En 2026, les vacances d’été des Français s’inscrivent dans un contexte économique toujours contraint, marqué par la persistance de la pression sur le pouvoir d’achat et la volatilité des coûts énergétiques. Selon le baromètre publié par Cofidis, le budget moyen alloué aux vacances recule à 1 748 €, soit une baisse de 287 € par rapport à 2025, retrouvant ainsi un niveau proche de celui observé en 2022. Dans le même temps, 62 % des Français déclarent avoir l’intention de partir en vacances, confirmant que l’ajustement ne porte pas sur le départ lui-même, mais sur le niveau de dépenses consenti.
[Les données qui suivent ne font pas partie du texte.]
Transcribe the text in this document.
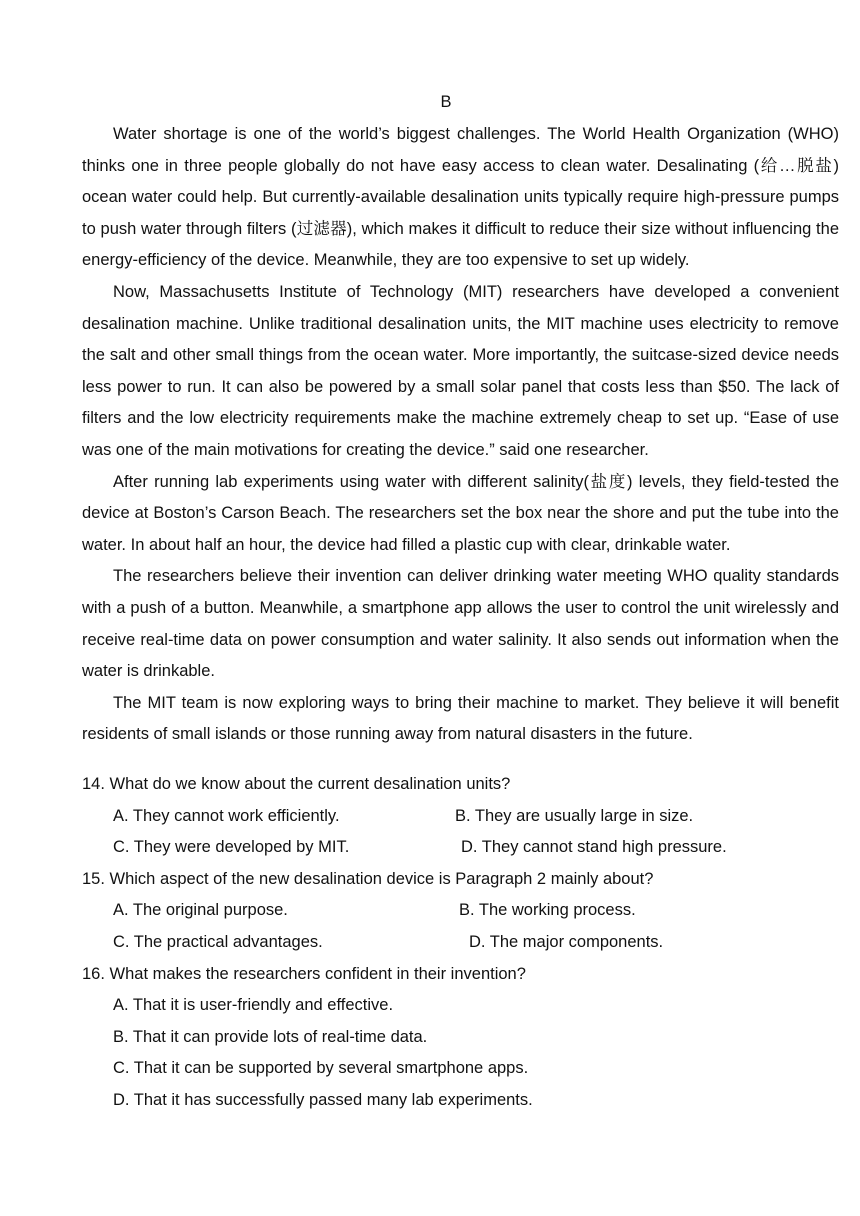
B

Water shortage is one of the world’s biggest challenges. The World Health Organization (WHO) thinks one in three people globally do not have easy access to clean water. Desalinating (给…脱盐) ocean water could help. But currently-available desalination units typically require high-pressure pumps to push water through filters (过滤器), which makes it difficult to reduce their size without influencing the energy-efficiency of the device. Meanwhile, they are too expensive to set up widely.

Now, Massachusetts Institute of Technology (MIT) researchers have developed a convenient desalination machine. Unlike traditional desalination units, the MIT machine uses electricity to remove the salt and other small things from the ocean water. More importantly, the suitcase-sized device needs less power to run. It can also be powered by a small solar panel that costs less than $50. The lack of filters and the low electricity requirements make the machine extremely cheap to set up. “Ease of use was one of the main motivations for creating the device.” said one researcher.

After running lab experiments using water with different salinity(盐度) levels, they field-tested the device at Boston’s Carson Beach. The researchers set the box near the shore and put the tube into the water. In about half an hour, the device had filled a plastic cup with clear, drinkable water.

The researchers believe their invention can deliver drinking water meeting WHO quality standards with a push of a button. Meanwhile, a smartphone app allows the user to control the unit wirelessly and receive real-time data on power consumption and water salinity. It also sends out information when the water is drinkable.

The MIT team is now exploring ways to bring their machine to market. They believe it will benefit residents of small islands or those running away from natural disasters in the future.

14. What do we know about the current desalination units?
A. They cannot work efficiently.	B. They are usually large in size.
C. They were developed by MIT.	D. They cannot stand high pressure.
15. Which aspect of the new desalination device is Paragraph 2 mainly about?
A. The original purpose.	B. The working process.
C. The practical advantages.	D. The major components.
16. What makes the researchers confident in their invention?
A. That it is user-friendly and effective.
B. That it can provide lots of real-time data.
C. That it can be supported by several smartphone apps.
D. That it has successfully passed many lab experiments.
Les nouveaux déterminants du budget vacances
La structure des dépenses estivales est aujourd’hui largement influencée par la hausse du coût des carburants, qui s’impose comme la variable d’ajustement principale. 71 % des Français indiquent que l’augmentation des prix du carburant impacte directement leur budget vacances, et 64 % affirment que cela influence leur choix de destination. Cette contrainte énergétique recompose en profondeur les comportements, en favorisant des destinations plus proches et des séjours plus courts. Au-delà de l’énergie, le contexte géopolitique pèse également dans les décisions : 50 % des Français déclarent que cette dimension influence leurs choix de vacances (+13 points en un an). S’ajoutent à cela les préoccupations environnementales, avec 40 % des ménages sensibles au changement climatique dans leurs arbitrages et 36 % intégrant désormais l’empreinte écologique de leurs déplacements. Le tourisme devient ainsi un secteur où les décisions de consommation sont de plus en plus multidimensionnelles, mêlant contraintes économiques et perception du risque global.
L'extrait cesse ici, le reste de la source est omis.